An afternoon spent in downtown Brattleboro, Vermont, is like a few hours in a time warp. This town of 12,005 seems like the place that time forgot. The place was home to hippie communes four decades ago. Those are long gone, but the Sixties vibe remains. Think crunchy granola, patchouli scents and tie-dyed shirts. Think used record stores, vintage clothes (polyester leisure suit, anyone?) and cafes with vegan desserts and bulletin boards plastered with flyers for energy healing, folk music events and carpenters looking for work. Think arty galleries and kitschy antique stores.
The best part of this time warp: several independent bookstores within several blocks of each other. On Monday, I visited four of them. All have their own niche.
The Book Cellar, 120 Main St.
The effort to make this book feel personal—and not like some chain bookstore—is evident throughout. Small notecards indicating staff picks (handwritten) and monthly Indie Bound selections are tucked beneath books on shelves. You can park yourself in the comfy seating area and do a little reading before you commit to a book. Most of the books are paperbacks, but the store carries new hard covers, 15 percent off the retail price. One wall of shelves is dedicated to fiction; the rest of the store is divided into a wide range of subjects. Children’s books are in back. The bookstore, which is in its 64th year, holds author readings.
Brattleboro Books, 34-36 Elliott St.
Picture a bookstore filled to the brim with 75,000-plus used books—and the requisite musty smell. Every nook and cranny is crammed with bookshelves. You are guaranteed to feel overwhelmed by the number of books in this place and end up sneezing because of the dust. Unlike independent bookshops that feature carefully selected new stock, Brattleboro Books seems to have almost everything and anything. Fortunately, the books are divided into subject areas. But don’t expect the books within each section to be organized by author. For a quick browse, check out the section of recent acquisitions, including some books published this year, at the entrance to the store.

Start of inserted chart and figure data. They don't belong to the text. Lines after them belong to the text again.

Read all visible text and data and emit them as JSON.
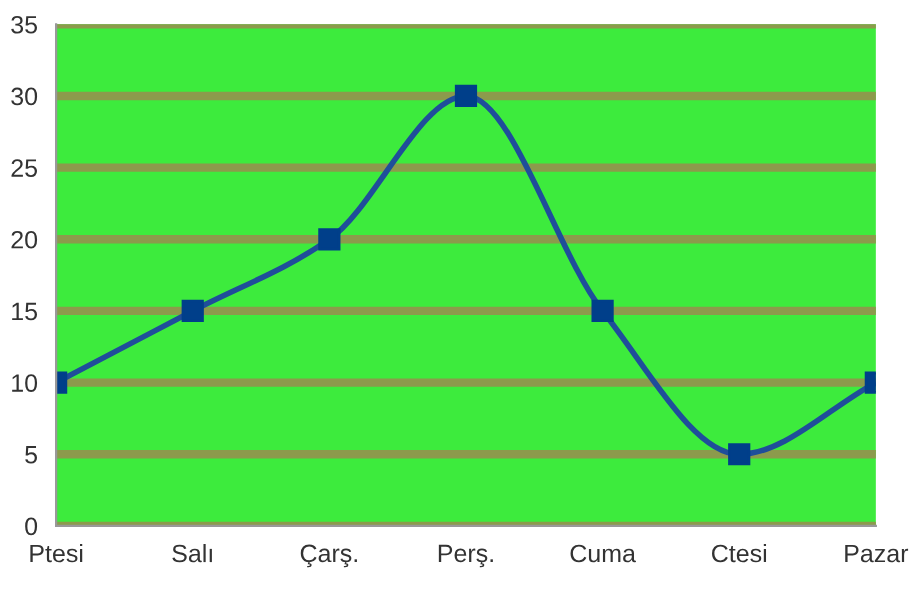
{
  "chart_data": {
    "type": "line",
    "categories": [
      "Ptesi",
      "Salı",
      "Çarş.",
      "Perş.",
      "Cuma",
      "Ctesi",
      "Pazar"
    ],
    "series": [
      {
        "color": "#1f4e9a",
        "values": [
          10,
          15,
          20,
          30,
          15,
          5,
          10
        ]
      }
    ],
    "ylim": [
      0,
      35
    ],
    "yticks": [
      0,
      5,
      10,
      15,
      20,
      25,
      30,
      35
    ],
    "grid": "y",
    "marker": "square",
    "line_style": "solid"
  }
}
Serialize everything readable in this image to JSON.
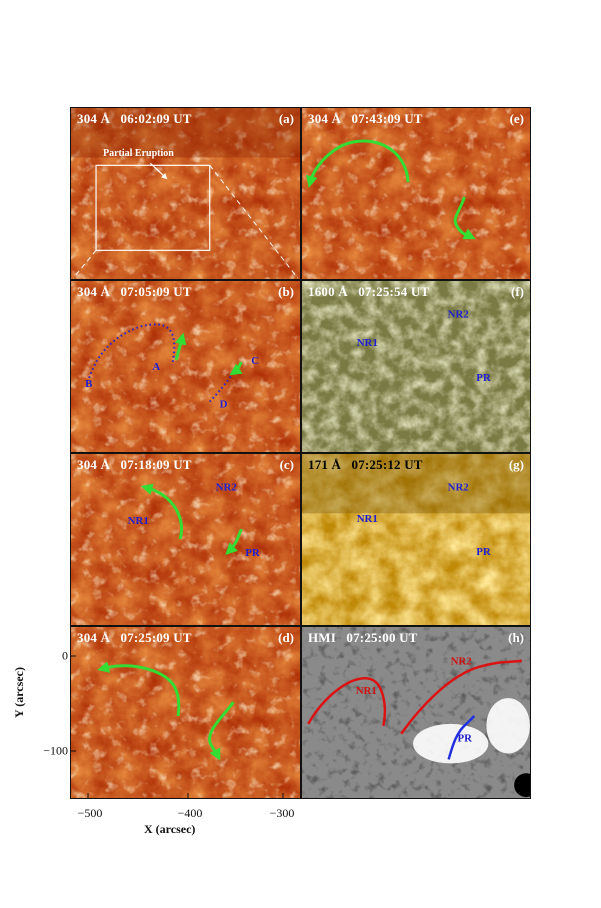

Otherwise, be ready for some heavy duty neck craning: Many of the bookshelves have additional shelves attached between them on top, like bridges of books connecting the tall bookshelves.
Everyone’s Books, 25 Elliott St.
By everyone, they mean books for people who like a heavy dose of lefty thinking in their reading. This large store was founded by two peace and anti-nuclear activists. In addition to books that describe ways to save the planet, the history of the Students for a Democratic Society, and biographies about radicals, you’ll find some contemporary fiction, science fiction, anthologies, poetry and others. Every inch of the upper walls is lined with bumper stickers: "Magic Happens," "No More Vietnams," "Politicians & diapers need to be changed," "No one is free when others are oppressed." Itching for a “No Nukes” button, a Woodstock poster or an anti-war T-shirt? This is your place. The bookstore also has talks and author readings.
Mystery on Main Street, 119 Main St.
Opened in 2008, this bookstore’s shelves are packed with murders, scandals, missing people, investigations, sordid types, illegal activities and unsolved crimes. The owner, David Wilson, stocks books from big and small presses and, of course, is an avid reader of mysteries. A former editor of a newspaper in Norwalk, Conn., Wilson moved several years ago to Brattleboro, where he exhausted the area’s mystery book stock. Always looking for more mysteries to read, his wife told him to do something about it. Wilson decided to open a bookstore dedicated to the genre. “If it’s a mystery, I’ll probably carry it,” he says. And if he happens not to have the mystery in stock, he’ll order it for you.
Wilson highlights Vermont authors and has readings occasionally. Near the register, you’ll find postcards featuring the covers of pulp fiction, Edward Gorey drawings and old movie posters in this genre.
For a map of the Brattleboro book stores that are Indie Bound, click here.
Bibliophiles will also love this: The town will hold its 9th annual literary festival, October 1 through 3.